Myanmar Minister Tells ASEAN Suu Kyi Is 'in Good Health'
Get the Geopolitics newsletter
Daily geopolitics — wars, elections, sanctions, the diplomatic moves that move markets. Free.
- Myanmar Foreign Minister Tin Maung Swe told ASEAN counterparts at a July 12 informal meeting in Bangkok that Aung San Suu Kyi is in "good health," describing her as "a sister" who would be cared for.
- ASEAN special envoy Maria Theresa Lazaro, the Philippine Foreign Minister, shared the update at a press conference, noting she has been seeking access to Suu Kyi, 81, who has been detained since the 2021 military coup.
- Aung San Suu Kyi is serving a 27-year sentence, recently commuted by one-third, on charges including incitement, corruption, election fraud, and state secrets law violations that her allies say were fabricated to keep her out of politics.
- The July 12 meeting was the first in-person encounter between ASEAN top diplomats and Myanmar's counterpart since the 2021 coup, aimed at reviving a five-year-old peace initiative as a civil war has killed an estimated 100,000 people and displaced several million more.
- Myanmar has been banned from top-level ASEAN meetings since the coup for failing to implement the "five-point consensus" peace plan, but since April 2026 has been led by a nominally civilian government with former junta chief Min Aung Hlaing as president.
- Thai Foreign Minister Sihasak Phuangketkeow called for ASEAN's special envoy to meet Suu Kyi directly so the bloc could "verify the claims" made by Myanmar's foreign minister.

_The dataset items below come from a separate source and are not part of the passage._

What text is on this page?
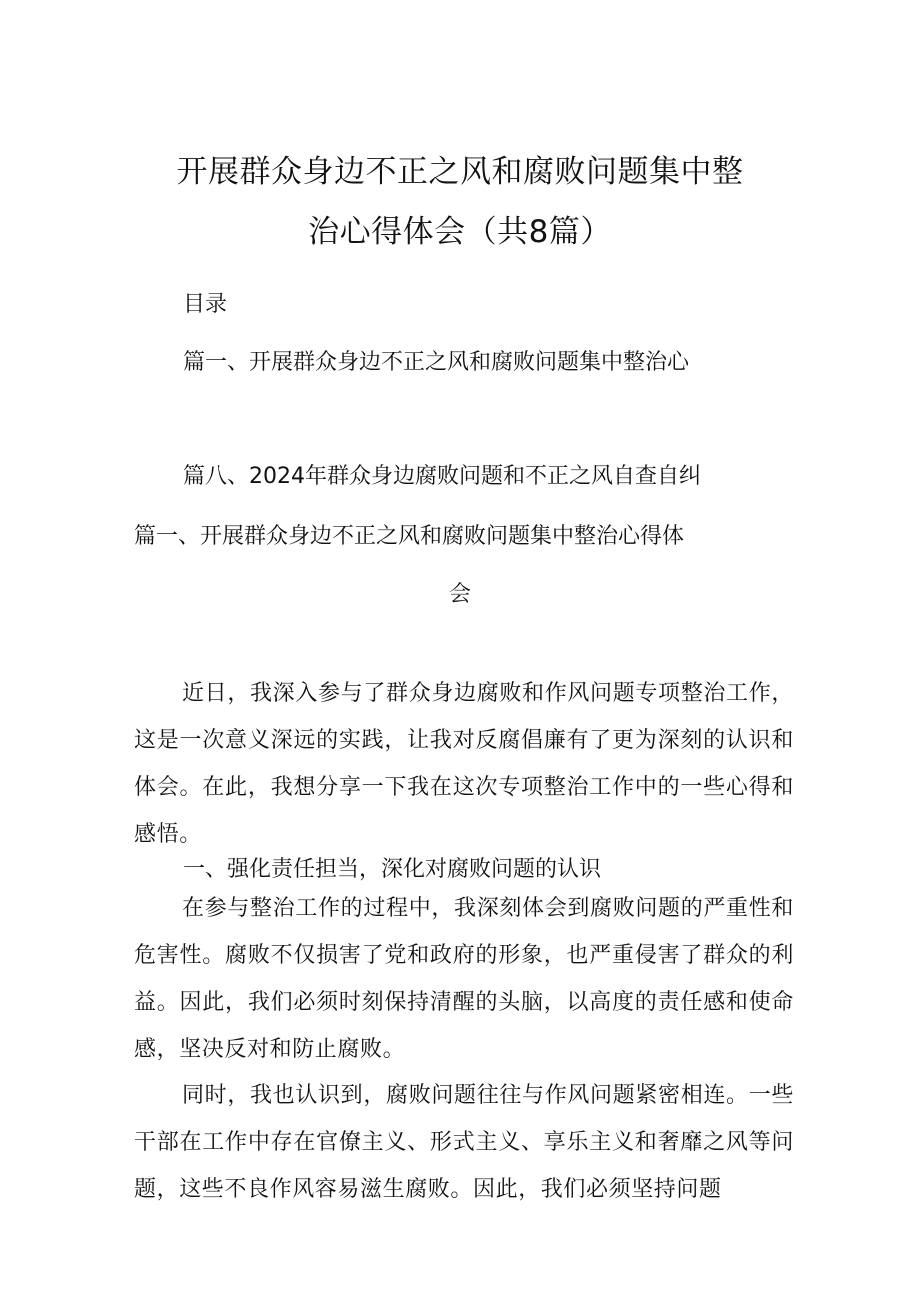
开展群众身边不正之风和腐败问题集中整
治心得体会（共8篇）
目录
篇一、开展群众身边不正之风和腐败问题集中整治心
篇八、2024年群众身边腐败问题和不正之风自查自纠
篇一、开展群众身边不正之风和腐败问题集中整治心得体
会

近日，我深入参与了群众身边腐败和作风问题专项整治工作，这是一次意义深远的实践，让我对反腐倡廉有了更为深刻的认识和体会。在此，我想分享一下我在这次专项整治工作中的一些心得和感悟。

一、强化责任担当，深化对腐败问题的认识

在参与整治工作的过程中，我深刻体会到腐败问题的严重性和危害性。腐败不仅损害了党和政府的形象，也严重侵害了群众的利益。因此，我们必须时刻保持清醒的头脑，以高度的责任感和使命感，坚决反对和防止腐败。

同时，我也认识到，腐败问题往往与作风问题紧密相连。一些干部在工作中存在官僚主义、形式主义、享乐主义和奢靡之风等问题，这些不良作风容易滋生腐败。因此，我们必须坚持问题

Why it matters: ASEAN diplomats explicitly pressed for direct access to Suu Kyi to independently verify Myanmar's health claims, acknowledging the bloc is currently taking the junta's word without confirmation. With Myanmar's leadership only recently readmitted to high-level ASEAN meetings after a years-long ban, the credibility of the five-year-old peace initiative depends on whether Myanmar permits such verification.